Surface Facilities – Loss of Use Compensation

AgriLaw: March 2008

Oil and gas wells, gas storage, wind turbines and telecommunication towers all require the construction of surface facilities and access roads. Where these installations are developed on agricultural lands, farmers suffer not only loss of production from areas now occupied by the surface facilities but also increased costs and decreased efficiency in attempting to work around these obstacles. Are landowners entitled to compensation for this interference with their operations?

In a recent case before the Alberta Court of Queen’s Bench, the court considered an appeal by the operator of oil and gas production facilities from a decision of the provincial Surface Rights Board increasing annual lease payments for surface facilities located on both dryland and irrigated sites. The Board had determined annual compensation for dryland sites at $350 per acre for loss of use and $2,500 for adverse effect. Comparable annual compensation values for irrigated sites were determined by the Board at $600 per acre for loss of use and $4,000 for adverse effect.

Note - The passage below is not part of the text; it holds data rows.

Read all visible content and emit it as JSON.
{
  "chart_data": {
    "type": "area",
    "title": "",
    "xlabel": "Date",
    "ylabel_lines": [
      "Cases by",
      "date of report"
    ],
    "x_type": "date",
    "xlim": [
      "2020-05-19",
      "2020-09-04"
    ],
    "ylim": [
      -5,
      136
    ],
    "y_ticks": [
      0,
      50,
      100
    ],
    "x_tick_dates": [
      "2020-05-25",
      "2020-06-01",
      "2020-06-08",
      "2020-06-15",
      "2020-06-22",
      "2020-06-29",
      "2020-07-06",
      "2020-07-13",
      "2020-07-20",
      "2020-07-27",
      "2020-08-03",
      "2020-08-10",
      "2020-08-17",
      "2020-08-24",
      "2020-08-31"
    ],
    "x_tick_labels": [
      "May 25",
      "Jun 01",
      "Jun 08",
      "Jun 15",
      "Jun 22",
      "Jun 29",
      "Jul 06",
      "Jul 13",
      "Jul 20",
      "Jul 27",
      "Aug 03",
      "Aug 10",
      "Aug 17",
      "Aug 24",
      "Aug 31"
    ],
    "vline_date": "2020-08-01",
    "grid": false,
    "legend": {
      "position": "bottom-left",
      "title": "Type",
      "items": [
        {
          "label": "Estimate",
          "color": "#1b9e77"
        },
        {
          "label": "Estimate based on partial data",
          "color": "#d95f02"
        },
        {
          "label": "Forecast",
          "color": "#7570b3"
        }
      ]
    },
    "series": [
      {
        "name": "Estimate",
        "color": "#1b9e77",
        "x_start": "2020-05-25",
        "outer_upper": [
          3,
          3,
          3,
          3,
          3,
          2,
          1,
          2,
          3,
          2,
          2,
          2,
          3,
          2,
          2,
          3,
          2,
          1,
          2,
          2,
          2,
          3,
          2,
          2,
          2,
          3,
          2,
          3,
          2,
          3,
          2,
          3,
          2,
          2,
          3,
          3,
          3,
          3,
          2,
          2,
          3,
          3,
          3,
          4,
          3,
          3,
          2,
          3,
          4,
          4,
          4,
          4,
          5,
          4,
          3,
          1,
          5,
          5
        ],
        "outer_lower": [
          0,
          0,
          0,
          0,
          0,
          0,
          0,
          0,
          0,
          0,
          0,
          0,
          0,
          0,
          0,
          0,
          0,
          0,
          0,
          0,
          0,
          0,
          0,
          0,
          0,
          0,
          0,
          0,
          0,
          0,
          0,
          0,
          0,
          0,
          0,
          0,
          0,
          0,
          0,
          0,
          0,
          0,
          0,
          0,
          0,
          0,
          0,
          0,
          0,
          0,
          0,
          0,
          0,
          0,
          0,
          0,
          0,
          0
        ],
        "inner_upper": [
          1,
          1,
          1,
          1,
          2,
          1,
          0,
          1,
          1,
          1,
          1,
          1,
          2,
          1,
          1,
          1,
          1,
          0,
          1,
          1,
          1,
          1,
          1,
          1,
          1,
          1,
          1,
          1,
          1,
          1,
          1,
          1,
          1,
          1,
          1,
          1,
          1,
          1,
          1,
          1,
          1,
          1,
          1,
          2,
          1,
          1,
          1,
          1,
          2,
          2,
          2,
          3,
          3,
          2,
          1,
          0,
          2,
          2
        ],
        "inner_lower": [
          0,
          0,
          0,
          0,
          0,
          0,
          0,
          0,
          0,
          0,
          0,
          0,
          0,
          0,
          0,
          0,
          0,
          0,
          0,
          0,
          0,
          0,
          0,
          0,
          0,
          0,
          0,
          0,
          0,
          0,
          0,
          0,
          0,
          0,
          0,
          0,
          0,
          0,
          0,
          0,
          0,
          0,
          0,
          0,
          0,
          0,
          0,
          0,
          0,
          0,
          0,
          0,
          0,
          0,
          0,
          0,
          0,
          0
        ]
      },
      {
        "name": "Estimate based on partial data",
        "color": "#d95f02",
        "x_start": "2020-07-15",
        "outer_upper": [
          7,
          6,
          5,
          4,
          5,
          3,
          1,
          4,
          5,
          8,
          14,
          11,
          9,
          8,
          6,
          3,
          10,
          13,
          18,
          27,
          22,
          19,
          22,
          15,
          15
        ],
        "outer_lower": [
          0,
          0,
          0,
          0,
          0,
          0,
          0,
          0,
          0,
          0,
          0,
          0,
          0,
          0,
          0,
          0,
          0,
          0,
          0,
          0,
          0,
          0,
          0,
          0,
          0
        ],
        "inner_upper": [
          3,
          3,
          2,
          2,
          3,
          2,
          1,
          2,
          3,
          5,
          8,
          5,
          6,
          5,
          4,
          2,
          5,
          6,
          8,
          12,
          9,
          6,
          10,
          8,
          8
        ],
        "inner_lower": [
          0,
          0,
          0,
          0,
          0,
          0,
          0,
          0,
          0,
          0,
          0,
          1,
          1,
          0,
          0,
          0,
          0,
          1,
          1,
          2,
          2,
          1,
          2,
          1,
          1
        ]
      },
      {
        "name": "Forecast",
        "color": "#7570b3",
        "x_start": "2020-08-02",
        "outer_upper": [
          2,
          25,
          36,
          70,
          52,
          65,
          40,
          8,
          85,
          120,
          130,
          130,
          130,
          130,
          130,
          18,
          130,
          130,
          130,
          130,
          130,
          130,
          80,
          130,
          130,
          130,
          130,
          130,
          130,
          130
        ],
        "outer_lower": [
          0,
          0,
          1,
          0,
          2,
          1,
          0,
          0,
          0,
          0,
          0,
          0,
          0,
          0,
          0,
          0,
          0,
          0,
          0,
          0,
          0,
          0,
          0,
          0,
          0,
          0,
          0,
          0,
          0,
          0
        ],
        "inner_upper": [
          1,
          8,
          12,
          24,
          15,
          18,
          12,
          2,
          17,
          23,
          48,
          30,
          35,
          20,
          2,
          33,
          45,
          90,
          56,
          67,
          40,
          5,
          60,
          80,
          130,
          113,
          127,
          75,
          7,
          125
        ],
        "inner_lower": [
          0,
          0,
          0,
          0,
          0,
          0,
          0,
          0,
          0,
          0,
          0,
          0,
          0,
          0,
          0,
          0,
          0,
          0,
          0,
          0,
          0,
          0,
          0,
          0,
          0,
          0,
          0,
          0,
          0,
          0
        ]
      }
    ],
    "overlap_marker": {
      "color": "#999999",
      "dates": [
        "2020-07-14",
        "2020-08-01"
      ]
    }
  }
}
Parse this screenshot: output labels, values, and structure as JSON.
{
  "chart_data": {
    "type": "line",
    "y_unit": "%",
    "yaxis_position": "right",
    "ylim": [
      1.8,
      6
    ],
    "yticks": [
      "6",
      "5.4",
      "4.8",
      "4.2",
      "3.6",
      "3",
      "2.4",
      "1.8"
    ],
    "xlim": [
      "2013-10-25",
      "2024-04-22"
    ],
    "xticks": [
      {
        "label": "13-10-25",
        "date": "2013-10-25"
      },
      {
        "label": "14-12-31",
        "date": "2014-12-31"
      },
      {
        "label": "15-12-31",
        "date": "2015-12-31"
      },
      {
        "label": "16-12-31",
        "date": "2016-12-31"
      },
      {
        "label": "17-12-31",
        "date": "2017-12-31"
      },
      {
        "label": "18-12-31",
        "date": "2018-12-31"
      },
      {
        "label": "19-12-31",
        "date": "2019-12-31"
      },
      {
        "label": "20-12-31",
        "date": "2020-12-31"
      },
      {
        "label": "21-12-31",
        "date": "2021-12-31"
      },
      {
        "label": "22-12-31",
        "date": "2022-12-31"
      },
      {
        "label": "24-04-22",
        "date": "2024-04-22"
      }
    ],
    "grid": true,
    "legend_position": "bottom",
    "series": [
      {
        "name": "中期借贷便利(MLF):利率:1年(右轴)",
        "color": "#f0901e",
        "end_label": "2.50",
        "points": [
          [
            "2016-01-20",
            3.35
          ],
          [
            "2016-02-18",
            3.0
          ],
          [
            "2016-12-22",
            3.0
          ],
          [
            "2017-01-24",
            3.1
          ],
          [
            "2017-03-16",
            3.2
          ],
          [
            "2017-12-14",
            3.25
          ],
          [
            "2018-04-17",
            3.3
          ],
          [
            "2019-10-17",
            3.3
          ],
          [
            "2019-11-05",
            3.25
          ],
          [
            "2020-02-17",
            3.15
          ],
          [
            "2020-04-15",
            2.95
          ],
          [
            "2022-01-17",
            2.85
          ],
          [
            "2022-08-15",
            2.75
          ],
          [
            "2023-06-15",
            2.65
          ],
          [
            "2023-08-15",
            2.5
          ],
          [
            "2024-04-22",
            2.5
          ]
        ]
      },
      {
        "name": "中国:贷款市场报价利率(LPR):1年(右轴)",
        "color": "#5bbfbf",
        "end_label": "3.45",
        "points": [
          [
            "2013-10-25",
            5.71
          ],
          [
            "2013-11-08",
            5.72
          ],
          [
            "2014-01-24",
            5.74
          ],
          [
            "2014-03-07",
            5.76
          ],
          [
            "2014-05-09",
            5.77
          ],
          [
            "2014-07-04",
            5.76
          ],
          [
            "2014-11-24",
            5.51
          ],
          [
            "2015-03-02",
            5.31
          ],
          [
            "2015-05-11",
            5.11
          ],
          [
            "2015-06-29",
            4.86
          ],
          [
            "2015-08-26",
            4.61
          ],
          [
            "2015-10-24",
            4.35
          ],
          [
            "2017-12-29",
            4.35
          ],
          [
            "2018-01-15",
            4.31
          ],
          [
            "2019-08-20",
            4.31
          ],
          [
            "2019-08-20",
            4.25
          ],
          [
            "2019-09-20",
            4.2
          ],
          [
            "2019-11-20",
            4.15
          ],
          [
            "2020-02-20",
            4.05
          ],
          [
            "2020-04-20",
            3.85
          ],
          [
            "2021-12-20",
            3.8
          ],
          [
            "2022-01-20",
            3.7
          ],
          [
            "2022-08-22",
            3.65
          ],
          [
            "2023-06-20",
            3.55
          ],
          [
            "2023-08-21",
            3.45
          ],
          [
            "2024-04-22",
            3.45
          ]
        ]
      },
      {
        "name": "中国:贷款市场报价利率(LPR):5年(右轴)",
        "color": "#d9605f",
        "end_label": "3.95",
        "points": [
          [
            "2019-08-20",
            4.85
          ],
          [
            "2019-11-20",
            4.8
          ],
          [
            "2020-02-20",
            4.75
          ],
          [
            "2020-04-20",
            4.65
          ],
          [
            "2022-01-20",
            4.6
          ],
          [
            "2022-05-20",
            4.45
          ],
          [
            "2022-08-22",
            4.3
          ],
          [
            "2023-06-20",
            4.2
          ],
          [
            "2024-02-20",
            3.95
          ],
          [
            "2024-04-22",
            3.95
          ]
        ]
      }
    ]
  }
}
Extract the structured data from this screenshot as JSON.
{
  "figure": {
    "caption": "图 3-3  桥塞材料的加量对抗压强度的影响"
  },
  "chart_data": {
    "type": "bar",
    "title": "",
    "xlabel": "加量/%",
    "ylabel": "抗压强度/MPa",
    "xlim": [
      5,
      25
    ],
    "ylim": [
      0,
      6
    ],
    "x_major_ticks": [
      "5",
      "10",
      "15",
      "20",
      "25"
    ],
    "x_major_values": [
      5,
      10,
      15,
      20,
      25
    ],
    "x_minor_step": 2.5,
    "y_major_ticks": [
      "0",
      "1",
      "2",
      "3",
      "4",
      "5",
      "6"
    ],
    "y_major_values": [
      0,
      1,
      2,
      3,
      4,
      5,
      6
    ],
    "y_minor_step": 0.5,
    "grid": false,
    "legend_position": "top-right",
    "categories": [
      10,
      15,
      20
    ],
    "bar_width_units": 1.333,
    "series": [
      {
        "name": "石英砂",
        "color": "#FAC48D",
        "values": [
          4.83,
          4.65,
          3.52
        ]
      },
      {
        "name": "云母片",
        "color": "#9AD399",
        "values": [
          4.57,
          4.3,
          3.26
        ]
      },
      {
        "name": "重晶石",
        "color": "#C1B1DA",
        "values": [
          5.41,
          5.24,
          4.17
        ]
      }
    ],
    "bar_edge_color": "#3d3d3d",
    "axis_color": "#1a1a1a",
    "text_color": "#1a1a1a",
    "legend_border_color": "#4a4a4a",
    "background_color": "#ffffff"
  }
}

On appeal, the court upheld loss of use and adverse effect compensation values for dryland sites and adverse effect values for irrigated sites but reduced loss of use for irrigated sites to $500 per acre. In coming to this conclusion, the court reviewed various cases defining “adverse effect” for which landowners are entitled to compensation and determined that this includes:

“… any extra requirements of time and costs necessarily incurred in farming around the obstruction in the field; any likely incidental production losses outside the area granted due to compaction or pulverization of the soil, overlaps or misses, and combining losses; any effect on management decisions and practices; added strain and stress on all machinery from turning and manoeuvring; and the probable need for more attention to effective weed control around the area …”

“… inconvenience to a farmer in having to farm around the well site in question, the extra turns required for his tractor and farm equipment and the general inconvenience which will result due to the location of the well site in the farmer efficiently and effectively carrying out his farming operations …”

“… such things as extra time needed to cultivate or care for land which is obstructed by a well head, or for extra time needed to supervise or inspect lands because of the operator’s right to enter thereon.”

The court determined that there were both “tangible and intangible components to adverse effect”. The court stated that:

“For example, while there is quantifiable equipment cost to working the same piece of land two or more times, simultaneously, there is an added stress on the operator to ensure that he or she does not hit any of the structures on the well site. Simultaneous with the extra caution being taken with each extra pass, there is extra time being expended.”

Other additional factors which the court considered relevant to assessment of adverse effect included the effect of access roads, drainage, development limitations and lease administration. In this regard, the court commented:

“While there must be actual proof of the existence of these factors before they are properly compensated for under adverse effect, I do find merit to what I believe to be the over-arching theme of (the landowner’s) factors. The theme is that the adverse effect does not arise fully from the exclusion of the leased parcel from the landowner’s operation, the existence of the physical structures, or, the presence of an access road. It also arises from the need to interact with the operator as a business associate. The problem for the landowner is that it did not voluntarily choose to have this business relationship, and the operator constitutes a business associate that does not have the same objectives for the use of the now mutually-held business asset, the land, as the landowner.

Generally speaking, the landowners in question are engaged in agricultural operations. Like the operators, they are operating a business, but in effect, are forced to hand over the use of one of their major business assets, their land, for contrary use by a third party. It is difficult to conceive that any business owner would ever willingly engage in voluntarily relinquishing use of its business assets. Yet that is what the farmer, the rancher, must do”.

Farmers whose operations are impeded by surface facilities are entitled to compensation for this interference. Such compensation is not limited to simply loss of production but should recognize increased costs, loss of efficiency and other factors related to the loss of use of their business asset.